Since the National Bureau of Statistics of China (NBS) started to publish the country’s monthly unemployment rate in January 2018, the unemployment rate for young urban workers aged 16-24 (including migrant workers living in urban areas) over the past five years has increased from 11% in January 2018 to 19.9% in July 2022, then decreased slightly to 18.1% in February 2023.

When Mao Zedong launched the Cultural Revolution in 1966, he mobilized college, middle and high school students to be the vanguard revolutionaries known as the “Red Guards” to destroy the country’s bureaucratic system, or the “capitalist-roaders,” as well as the “five black categories.” Schools closed and colleges ceased to admit students. By 1967, violent fighting broke out among factions of Red Guards. By the fall of 1968, Mao wanted to resume some degree of normalcy and rein in the political fanaticism, but the economy had been wrecked and there were no jobs for young people. In December 1968, Mao ordered urban students who had graduated from secondary schools in 1966, 1967, and 1968 to be “sent up to the mountains and down to the countryside” (上山下乡). Millions of youth from large urban centers such as Shanghai and Beijing were sent to China’s remote provinces and backwater regions. In the years that followed, the “send-down” policy was expanded nationwide and wasn’t terminated until 1978.

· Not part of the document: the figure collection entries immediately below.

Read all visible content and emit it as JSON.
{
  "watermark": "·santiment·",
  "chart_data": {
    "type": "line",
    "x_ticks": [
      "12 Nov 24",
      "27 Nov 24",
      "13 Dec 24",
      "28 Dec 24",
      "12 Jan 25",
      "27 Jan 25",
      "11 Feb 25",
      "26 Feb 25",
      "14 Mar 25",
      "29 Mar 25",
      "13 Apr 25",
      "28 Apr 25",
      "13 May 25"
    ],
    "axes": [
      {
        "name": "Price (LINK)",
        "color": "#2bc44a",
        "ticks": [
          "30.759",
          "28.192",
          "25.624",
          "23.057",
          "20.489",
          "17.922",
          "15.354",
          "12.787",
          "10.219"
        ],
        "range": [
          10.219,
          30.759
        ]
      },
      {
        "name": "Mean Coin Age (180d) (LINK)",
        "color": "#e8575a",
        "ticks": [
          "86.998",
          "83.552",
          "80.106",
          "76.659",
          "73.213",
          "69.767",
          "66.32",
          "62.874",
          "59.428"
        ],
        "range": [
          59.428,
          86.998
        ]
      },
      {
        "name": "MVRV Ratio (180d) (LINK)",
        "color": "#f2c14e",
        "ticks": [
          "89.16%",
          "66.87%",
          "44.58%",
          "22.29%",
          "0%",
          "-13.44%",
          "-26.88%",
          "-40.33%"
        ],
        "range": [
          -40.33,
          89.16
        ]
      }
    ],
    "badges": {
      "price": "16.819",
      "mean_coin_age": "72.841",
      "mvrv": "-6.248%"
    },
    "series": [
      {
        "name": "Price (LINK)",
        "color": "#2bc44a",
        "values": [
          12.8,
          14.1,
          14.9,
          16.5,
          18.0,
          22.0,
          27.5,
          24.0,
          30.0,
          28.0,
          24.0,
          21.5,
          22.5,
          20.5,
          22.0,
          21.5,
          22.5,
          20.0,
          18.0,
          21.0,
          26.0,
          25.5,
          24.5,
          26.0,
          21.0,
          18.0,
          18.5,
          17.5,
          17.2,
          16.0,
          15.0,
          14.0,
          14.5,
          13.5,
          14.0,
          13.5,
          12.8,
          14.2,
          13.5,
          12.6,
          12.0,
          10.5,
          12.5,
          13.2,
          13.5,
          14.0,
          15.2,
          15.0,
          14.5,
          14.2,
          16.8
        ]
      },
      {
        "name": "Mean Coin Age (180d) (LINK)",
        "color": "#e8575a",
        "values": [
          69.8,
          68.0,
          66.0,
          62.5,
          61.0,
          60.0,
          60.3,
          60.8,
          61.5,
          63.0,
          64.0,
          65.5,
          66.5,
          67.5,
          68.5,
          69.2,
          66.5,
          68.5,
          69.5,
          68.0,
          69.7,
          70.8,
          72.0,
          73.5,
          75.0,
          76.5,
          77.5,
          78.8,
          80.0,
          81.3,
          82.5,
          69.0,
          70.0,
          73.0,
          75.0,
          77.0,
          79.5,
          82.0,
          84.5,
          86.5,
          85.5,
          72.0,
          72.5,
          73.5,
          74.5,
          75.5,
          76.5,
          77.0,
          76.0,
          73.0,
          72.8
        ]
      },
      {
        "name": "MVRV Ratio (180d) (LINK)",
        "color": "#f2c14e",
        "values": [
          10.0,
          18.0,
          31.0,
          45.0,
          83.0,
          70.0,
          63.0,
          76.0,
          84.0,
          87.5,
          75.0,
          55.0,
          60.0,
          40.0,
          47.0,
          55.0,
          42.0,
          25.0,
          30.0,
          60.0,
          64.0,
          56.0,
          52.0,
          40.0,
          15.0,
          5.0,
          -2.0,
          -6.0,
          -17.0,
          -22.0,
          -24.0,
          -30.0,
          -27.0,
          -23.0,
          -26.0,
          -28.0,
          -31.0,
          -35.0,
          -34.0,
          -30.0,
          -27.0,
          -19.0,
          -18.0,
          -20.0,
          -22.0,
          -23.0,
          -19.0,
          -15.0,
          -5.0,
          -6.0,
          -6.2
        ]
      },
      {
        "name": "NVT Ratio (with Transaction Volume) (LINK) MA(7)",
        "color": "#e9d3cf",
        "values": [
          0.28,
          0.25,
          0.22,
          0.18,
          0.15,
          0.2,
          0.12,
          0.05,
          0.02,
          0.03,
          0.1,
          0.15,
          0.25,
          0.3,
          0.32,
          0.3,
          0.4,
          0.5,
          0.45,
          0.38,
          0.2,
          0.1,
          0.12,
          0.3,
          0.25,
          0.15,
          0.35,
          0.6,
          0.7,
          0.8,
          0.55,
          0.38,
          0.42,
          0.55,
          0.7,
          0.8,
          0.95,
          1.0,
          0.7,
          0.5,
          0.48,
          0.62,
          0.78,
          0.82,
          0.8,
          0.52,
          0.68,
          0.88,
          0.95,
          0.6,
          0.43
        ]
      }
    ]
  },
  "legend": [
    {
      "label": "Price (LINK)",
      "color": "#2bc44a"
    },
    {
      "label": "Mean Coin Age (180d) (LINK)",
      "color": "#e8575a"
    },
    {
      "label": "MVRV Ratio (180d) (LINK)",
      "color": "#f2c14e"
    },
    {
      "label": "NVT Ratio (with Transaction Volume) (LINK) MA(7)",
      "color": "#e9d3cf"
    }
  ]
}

Contrary to the image popularized by the state media and influencers such as Li Ziqi (李子柒), the Chinese countryside is no idyllic paradise. On the contrary, China’s two-tier urban vs. rural household registration system has long functioned as a veritable caste structure that treats more than half of the population as second-class citizens with little access to health and social benefits; until roughly three decades ago, rural Chinese wholly lacked the freedom to seek jobs or live in cities. During the 40 years of reform and opening up, rural labor has built roads, bridges and buildings, and manned factories humming all over China. Yet according to former premier Li Keqiang, there are still 600 million Chinese whose monthly income is below 1,000 yuan (about USD$150). For rural parents, the most important achievement of sending their children to college is that their offspring will forever be freed from the curse of being in the countryside. Young rural Chinese, especially those with college degrees, also find themselves under considerable pressure to make it in the cities, rather than go back to the countryside and become a “disgrace” to their families.